The primary image data path is outlined in red.

The biggest limitation with this prototype is the amount of memory, both volatile and non-volatile. The SDRAM chip used for frame buffering is 8 MB and the QSPI flash chip for saving frames is 16 MB. As a result, it can only buffer several seconds of video. With QVGA resolution (320x240), RGB565 color format, and 30 fps, somewhere between 275 MB - 1.3 GB of RAM is needed to buffer a few minutes of video. For non-volatile memory (flash), probably at least 2x to 10x of the RAM size is desired to store multiple clips during a drive. To increase both memories, a new hardware platform is needed. Since the SDRAM chip is connected via a high-speed interface, a custom PCB would be needed.

There are a couple other ways to resolve this problem:

• Reduce resolution and frame rate.
  • This is partially implemented with the qqvga feature. However that only allows around 7 seconds of video to be buffered and the resolution is very small (160x120).
  • The OV9655 only supports 15 or 30 fps, so manual downsampling may be required.
• Change the buffering methodology.
  • Buffer only a few seconds, then write to flash/non-volatile memory continuously. Saving a video is simply updating metadata and files in non-volatile memory.
  • Writing to the current flash memory device is very slow, so a different one may be needed.
  • This would be more work for software and more application logic.

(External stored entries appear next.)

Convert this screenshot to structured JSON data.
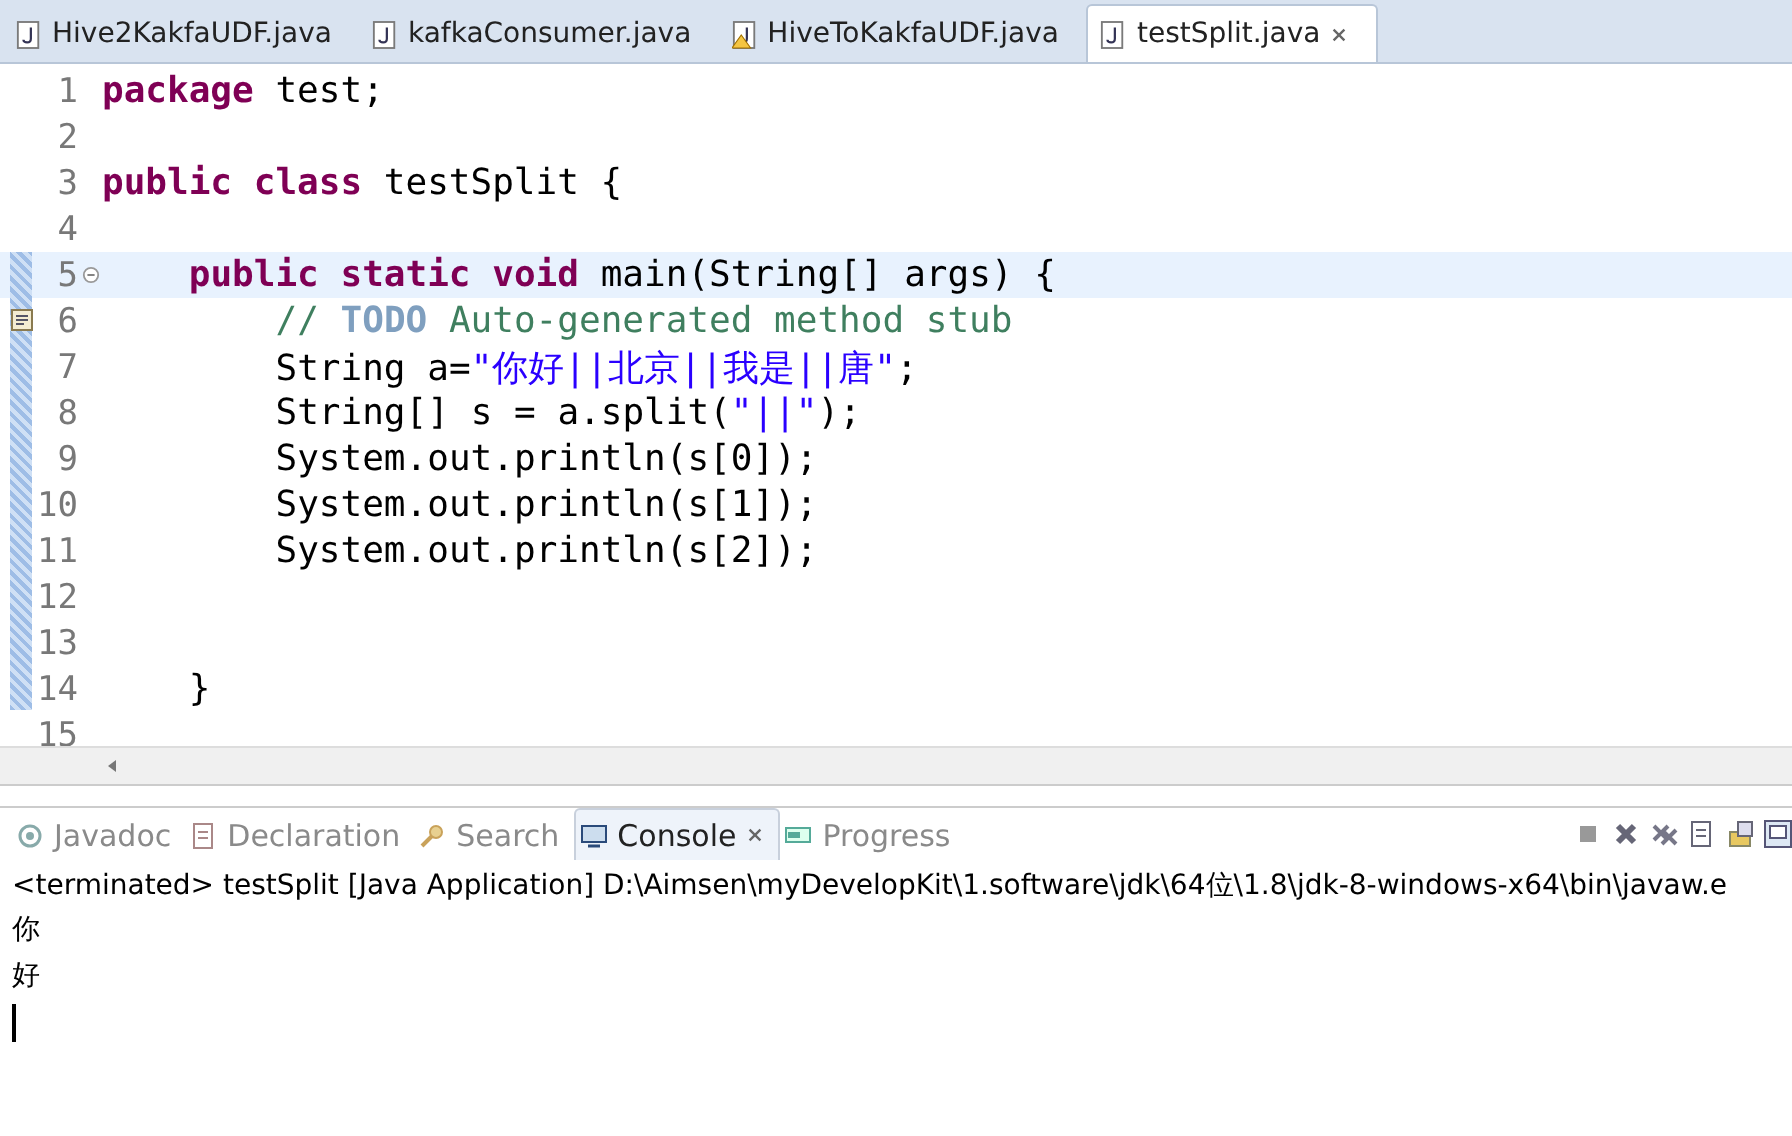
{
  "editor_tabs": [
    {
      "label": "Hive2KakfaUDF.java",
      "selected": false,
      "warning": false
    },
    {
      "label": "kafkaConsumer.java",
      "selected": false,
      "warning": false
    },
    {
      "label": "HiveToKakfaUDF.java",
      "selected": false,
      "warning": true
    },
    {
      "label": "testSplit.java",
      "selected": true,
      "warning": false
    }
  ],
  "code_lines": [
    {
      "number": "1",
      "current": false,
      "fold": false,
      "task": false,
      "text": "package test;"
    },
    {
      "number": "2",
      "current": false,
      "fold": false,
      "task": false
    },
    {
      "number": "3",
      "current": false,
      "fold": false,
      "task": false,
      "text": "public class testSplit {"
    },
    {
      "number": "4",
      "current": false,
      "fold": false,
      "task": false
    },
    {
      "number": "5",
      "current": true,
      "fold": true,
      "task": false,
      "text": "    public static void main(String[] args) {"
    },
    {
      "number": "6",
      "current": false,
      "fold": false,
      "task": true,
      "text": "        // TODO Auto-generated method stub"
    },
    {
      "number": "7",
      "current": false,
      "fold": false,
      "task": false,
      "text": "        String a=\"你好||北京||我是||唐\";"
    },
    {
      "number": "8",
      "current": false,
      "fold": false,
      "task": false,
      "text": "        String[] s = a.split(\"||\");"
    },
    {
      "number": "9",
      "current": false,
      "fold": false,
      "task": false,
      "text": "        System.out.println(s[0]);"
    },
    {
      "number": "10",
      "current": false,
      "fold": false,
      "task": false,
      "text": "        System.out.println(s[1]);"
    },
    {
      "number": "11",
      "current": false,
      "fold": false,
      "task": false,
      "text": "        System.out.println(s[2]);"
    },
    {
      "number": "12",
      "current": false,
      "fold": false,
      "task": false
    },
    {
      "number": "13",
      "current": false,
      "fold": false,
      "task": false
    },
    {
      "number": "14",
      "current": false,
      "fold": false,
      "task": false,
      "text": "    }"
    },
    {
      "number": "15",
      "current": false,
      "fold": false,
      "task": false
    }
  ],
  "view_tabs": [
    {
      "label": "Javadoc",
      "selected": false
    },
    {
      "label": "Declaration",
      "selected": false
    },
    {
      "label": "Search",
      "selected": false
    },
    {
      "label": "Console",
      "selected": true
    },
    {
      "label": "Progress",
      "selected": false
    }
  ],
  "console": {
    "header": "<terminated> testSplit [Java Application] D:\\Aimsen\\myDevelopKit\\1.software\\jdk\\64位\\1.8\\jdk-8-windows-x64\\bin\\javaw.e",
    "output": [
      "你",
      "好"
    ]
  }
}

Overall this solution is not as elegant as the current implementation.

Currently non-volatile memory is accessed using raw data and addresses. To support saving and organizing multiple video clips, a filesystem is most likely needed. A stable, mature embedded filesystem may not exist in the embedded Rust ecosystem, so this may be a case for migrating to an embedded Linux platform rather than bare-metal.